The bad-functioning of the INTEGRATION makes sex-addicted’s minds confused and dissociated, especially in times of sexual activity. They gradually begin to dissociate themselves from reality and to implement a series of rituals that more and more accentuate this break. In this way they lose the control over the length, the extension and the ways of the sexual acting-out. The more the bad-functioning grows, the more the fields in wich it reaveles itself increase, going beyond those involving sexual activity, becoming increasingly pervasive in the person’s life. In addition, it happens increasingly easier. In these moments of dissociation the addicted may lose touch with their values or the perception of the relationship with the partner. This encourages to put repeated betrayals of the partner and themselves. In addition to strict models of their needs and emotions management – they try to manage them more and more compulsively through the sexual behavior – sex-addicted people have also strict, repetitive and often very poor ways to relate to others and to live their own life. They don’t have a wide and flexible range of stories to guide their behavior. 


Regarding the malfunctioning of the MONITORING OF THE OTHER PEOPLE’S MIND many sex-addicts are mainly focused on the satisfaction of their own wishes, showing difficulty in putting themselves in the others’ mind.
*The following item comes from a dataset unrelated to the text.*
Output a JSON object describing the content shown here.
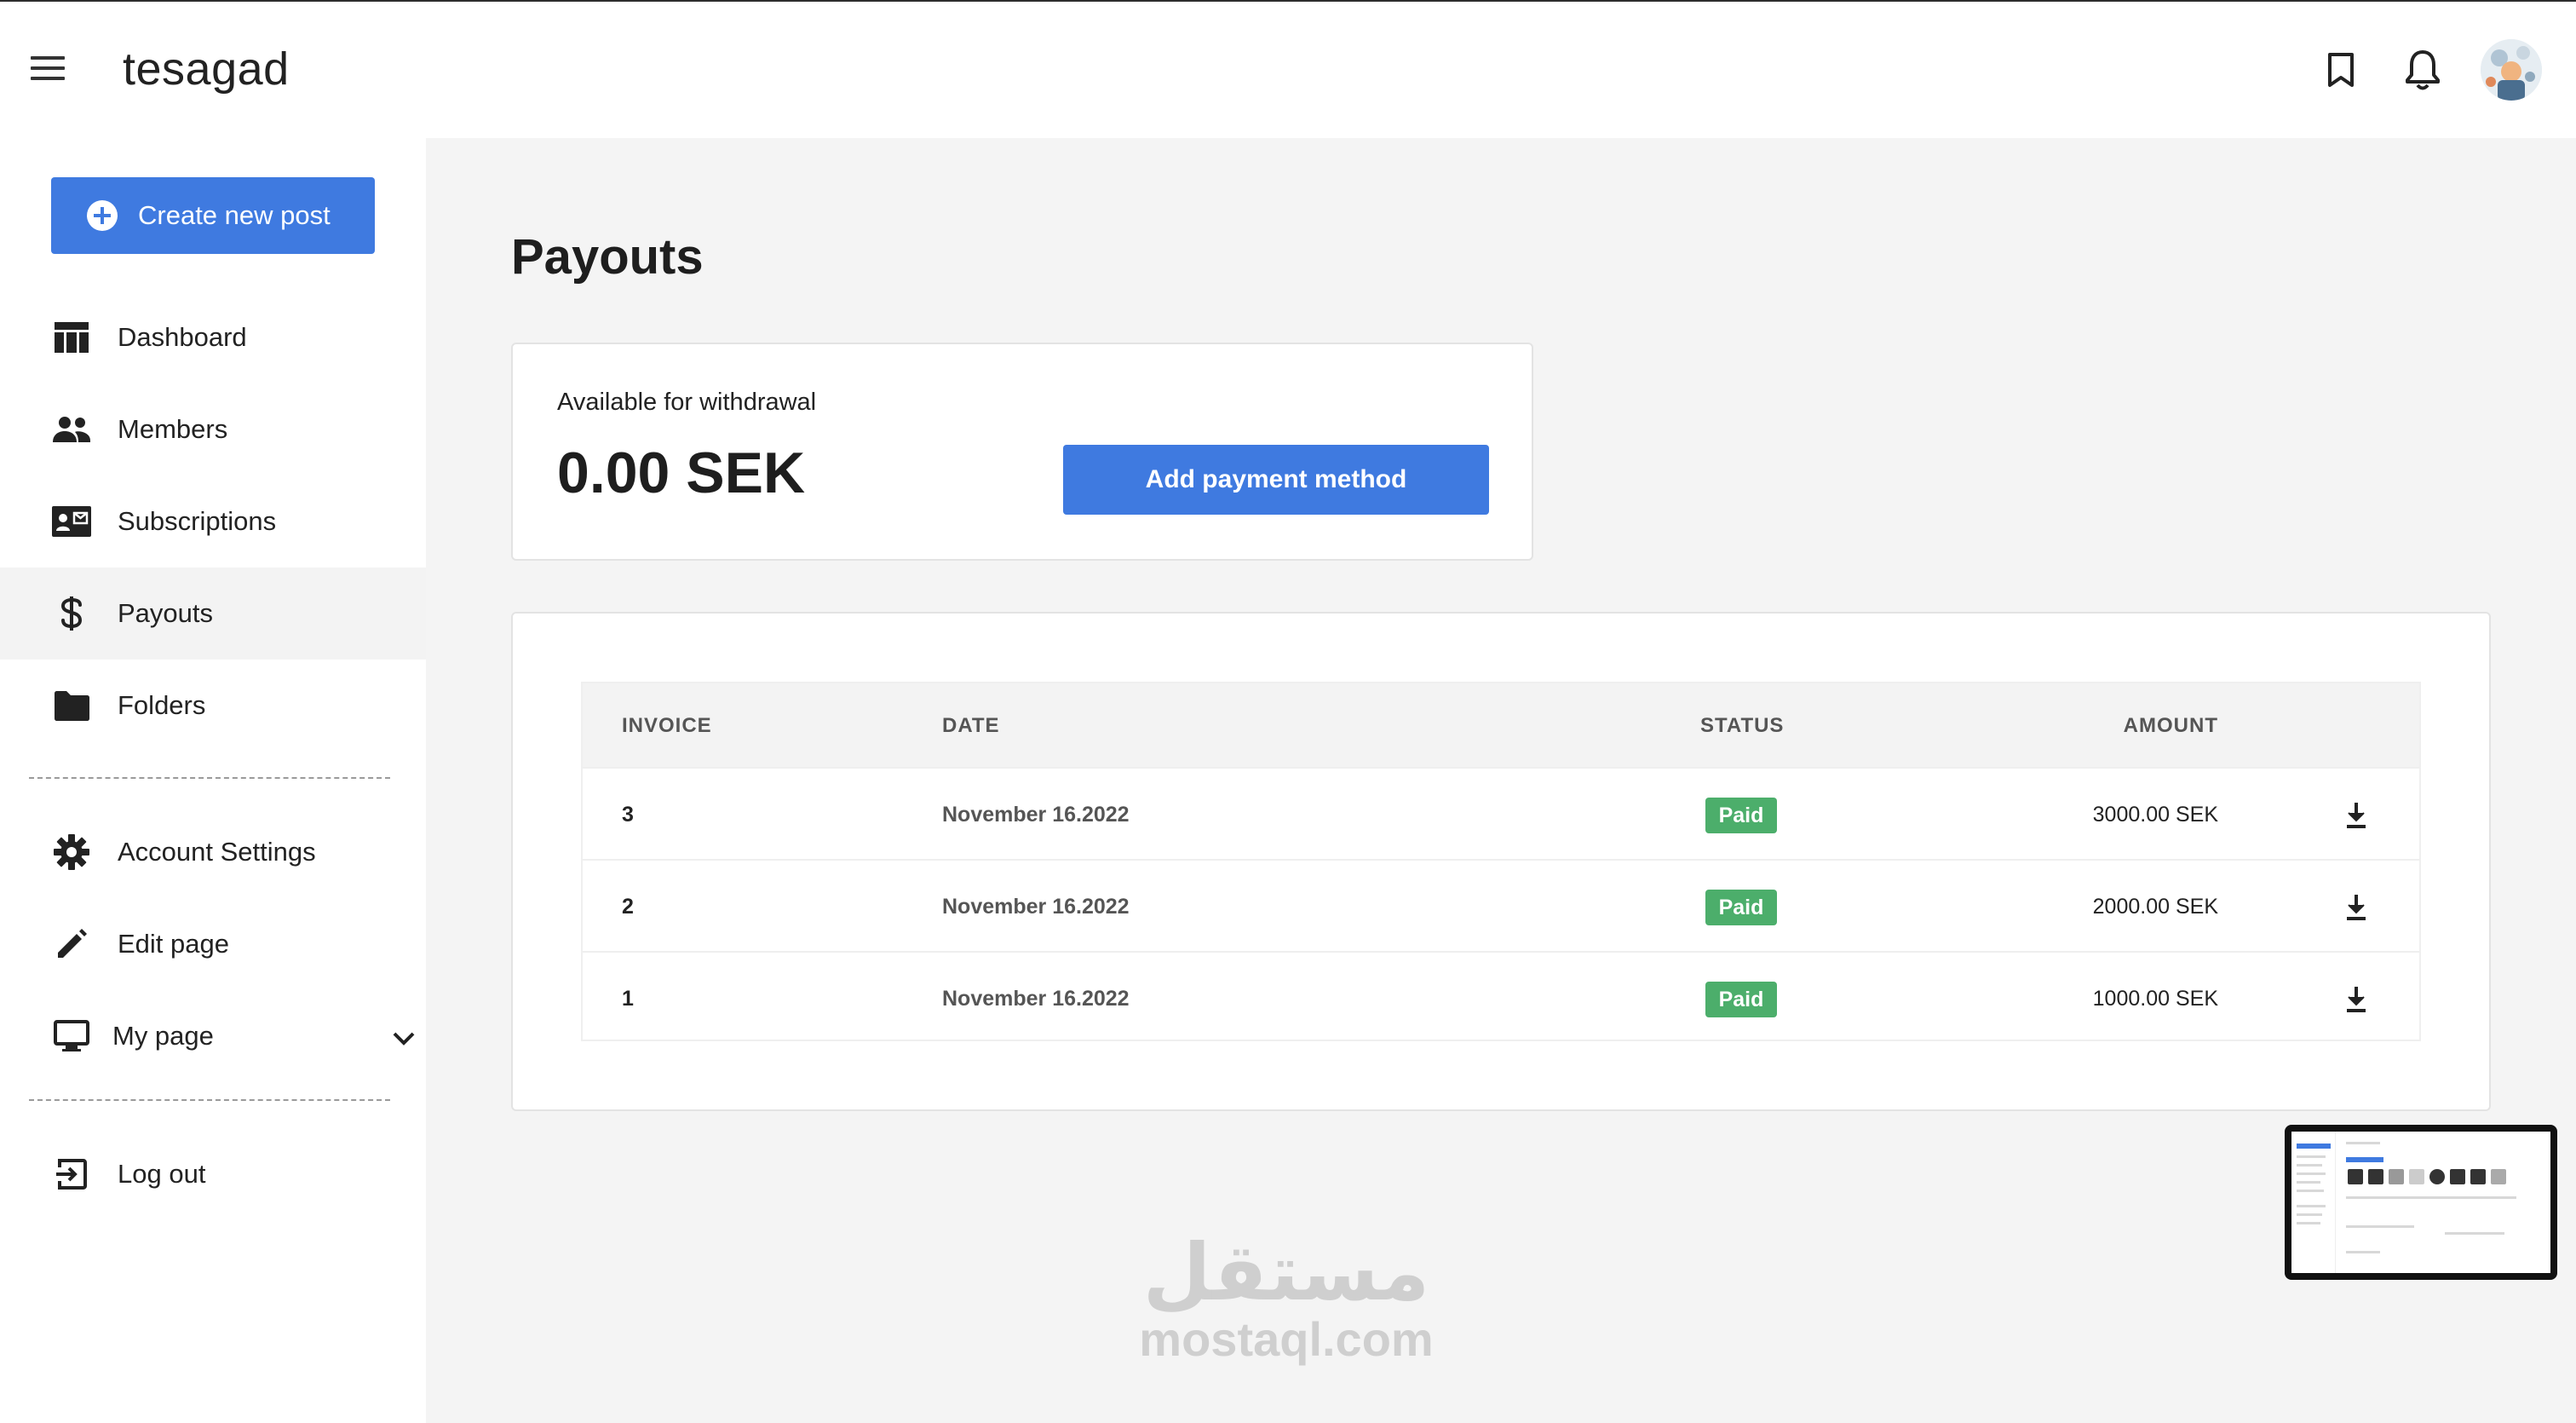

Moreover, it may very often lack a real interest in understanding it. In this way the consequences of their sexual behavior on others may be underestimated, or not considered. This malfunctioning may occur only at times of sexual activity, or be steadily present and at the roots of a neglectful, manipulative or abusive towards others lifestyle. We do not consider central this malfunctioning as many sex-addicts retain intact the ability to understand the others’mind, experiencing a lot of feelings of guilt for failing to control their sexual behavior despite this awareness. But others make good use of their ability in getting in the shoes of the other and understanding him in order to manipulate or seduce him. 

The malfunctioning of the DECENTRALIZATION may show itself in the tendency to use sex as a lens for interpreting the other people’s behaviors and intentions. For example, they may be attributed to the interlocutor some potential agreements in reality inexistent, or it may be assumed in the other an attempt to reveal the addict’s secret life. Then, the addict’s desires and fears can be projected more and more in the other’s mind.  In any case we do not believe this is a central malfunction as many addicts keep intact the ability to decentralize themselves, being able to distinguish properly between  the situations or persons who allow to act out the sexual desires and those they have to keep distance from. 
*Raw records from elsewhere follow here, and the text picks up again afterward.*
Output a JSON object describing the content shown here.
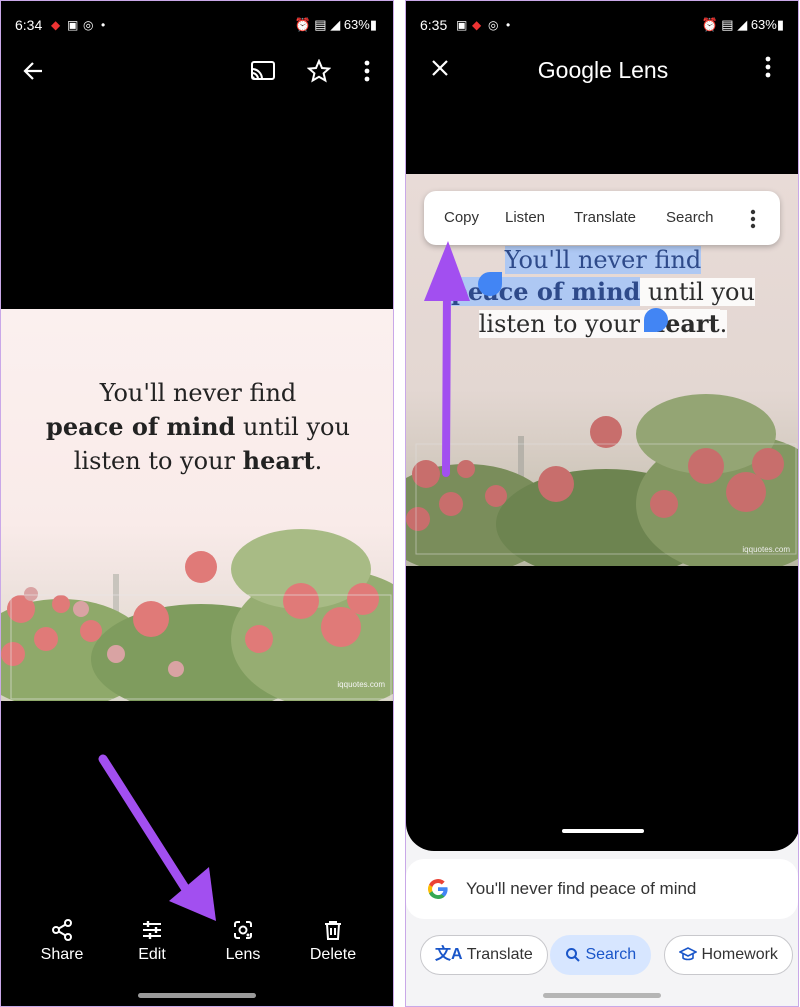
{
  "left": {
    "status": {
      "time": "6:34",
      "battery": "63%"
    },
    "quote": {
      "line1": "You'll never find",
      "line2_bold": "peace of mind",
      "line2_rest": " until you",
      "line3_start": "listen to your ",
      "line3_bold": "heart",
      "line3_end": "."
    },
    "watermark": "iqquotes.com",
    "actions": {
      "share": "Share",
      "edit": "Edit",
      "lens": "Lens",
      "delete": "Delete"
    }
  },
  "right": {
    "status": {
      "time": "6:35",
      "battery": "63%"
    },
    "title": "Google Lens",
    "popup": {
      "copy": "Copy",
      "listen": "Listen",
      "translate": "Translate",
      "search": "Search"
    },
    "quote": {
      "line1": "You'll never find",
      "line2_bold": "peace of mind",
      "line2_rest": " until you",
      "line3_start": "listen to your ",
      "line3_bold": "heart",
      "line3_end": "."
    },
    "watermark": "iqquotes.com",
    "result_text": "You'll never find peace of mind",
    "chips": {
      "translate": "Translate",
      "search": "Search",
      "homework": "Homework"
    }
  },
  "colors": {
    "accent_arrow": "#a24ff0",
    "selection": "#a0c3fa",
    "chip_active": "#d7e6ff"
  }
}
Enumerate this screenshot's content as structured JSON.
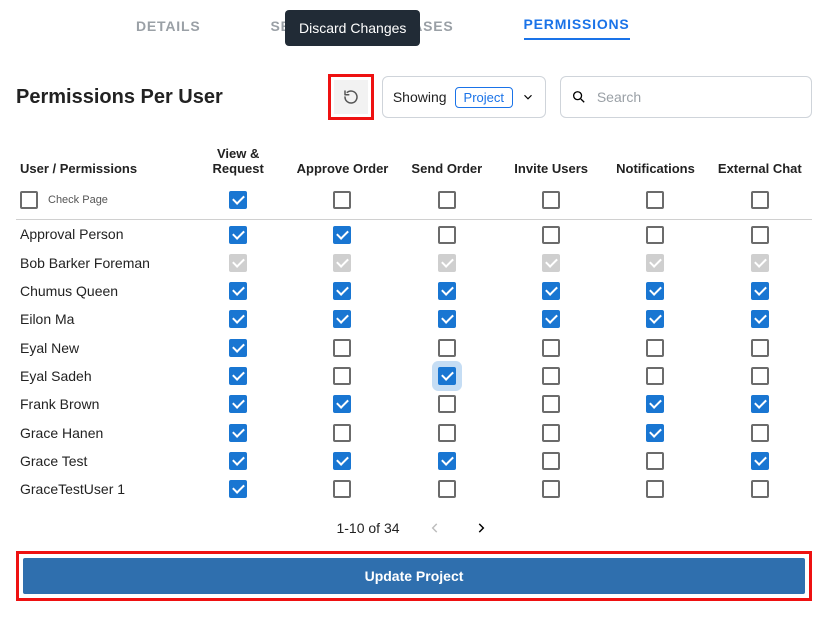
{
  "tabs": {
    "details": "DETAILS",
    "setup": "SETUP",
    "phases": "PHASES",
    "permissions": "PERMISSIONS",
    "active": "permissions"
  },
  "tooltip": "Discard Changes",
  "title": "Permissions Per User",
  "showing": {
    "label": "Showing",
    "value": "Project"
  },
  "search": {
    "placeholder": "Search"
  },
  "columns": {
    "user": "User / Permissions",
    "view": "View & Request",
    "approve": "Approve Order",
    "send": "Send Order",
    "invite": "Invite Users",
    "notif": "Notifications",
    "ext": "External Chat"
  },
  "checkpage": {
    "label": "Check Page",
    "cells": [
      "checked",
      "empty",
      "empty",
      "empty",
      "empty",
      "empty"
    ]
  },
  "rows": [
    {
      "name": "Approval Person",
      "cells": [
        "checked",
        "checked",
        "empty",
        "empty",
        "empty",
        "empty"
      ]
    },
    {
      "name": "Bob Barker Foreman",
      "cells": [
        "disabled",
        "disabled",
        "disabled",
        "disabled",
        "disabled",
        "disabled"
      ]
    },
    {
      "name": "Chumus Queen",
      "cells": [
        "checked",
        "checked",
        "checked",
        "checked",
        "checked",
        "checked"
      ]
    },
    {
      "name": "Eilon Ma",
      "cells": [
        "checked",
        "checked",
        "checked",
        "checked",
        "checked",
        "checked"
      ]
    },
    {
      "name": "Eyal New",
      "cells": [
        "checked",
        "empty",
        "empty",
        "empty",
        "empty",
        "empty"
      ]
    },
    {
      "name": "Eyal Sadeh",
      "cells": [
        "checked",
        "empty",
        "checked-halo",
        "empty",
        "empty",
        "empty"
      ]
    },
    {
      "name": "Frank Brown",
      "cells": [
        "checked",
        "checked",
        "empty",
        "empty",
        "checked",
        "checked"
      ]
    },
    {
      "name": "Grace Hanen",
      "cells": [
        "checked",
        "empty",
        "empty",
        "empty",
        "checked",
        "empty"
      ]
    },
    {
      "name": "Grace Test",
      "cells": [
        "checked",
        "checked",
        "checked",
        "empty",
        "empty",
        "checked"
      ]
    },
    {
      "name": "GraceTestUser 1",
      "cells": [
        "checked",
        "empty",
        "empty",
        "empty",
        "empty",
        "empty"
      ]
    }
  ],
  "pager": {
    "text": "1-10 of 34"
  },
  "update": "Update Project"
}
Further consequences may arise from these metacognitive malfunctionings, such as a disorder in the ability to represent the goals to themselves, that is expressed in the centrality of sex research compared to all other needs, or a disturbance in the ability of the sharing and the belonging to a group.


Dimaggio, G., Semerari, A., Carcione, A., Nicolò, G., & Procacci, M. (2007). Psychotherapy of Personality Disorders: Metacognition, States of Mind and Interpersonal Cycles. New York, NY: Routledge.
Lambiase, E. (2009). La dipendenza sessuale. Nuovi modelli clinici e proposte di intervento terapeutico. II edizione. Roma: LAS.
Lambiase, E., & Cantelmi, T. (2011a). Un caso di dipendenza sessuale: vantaggi di un’analisi condotta in termini di sistemi motivazionali e di sottofunzioni metacognitive. Psicoterapia Cognitiva e Comportamentale, 17, 1, 99-118.
Lambiase, E., & Cantelmi, T. (2011b). Dipendenza sessuale e metacognizione. Rivista di sessuologia clinica (approved and in press).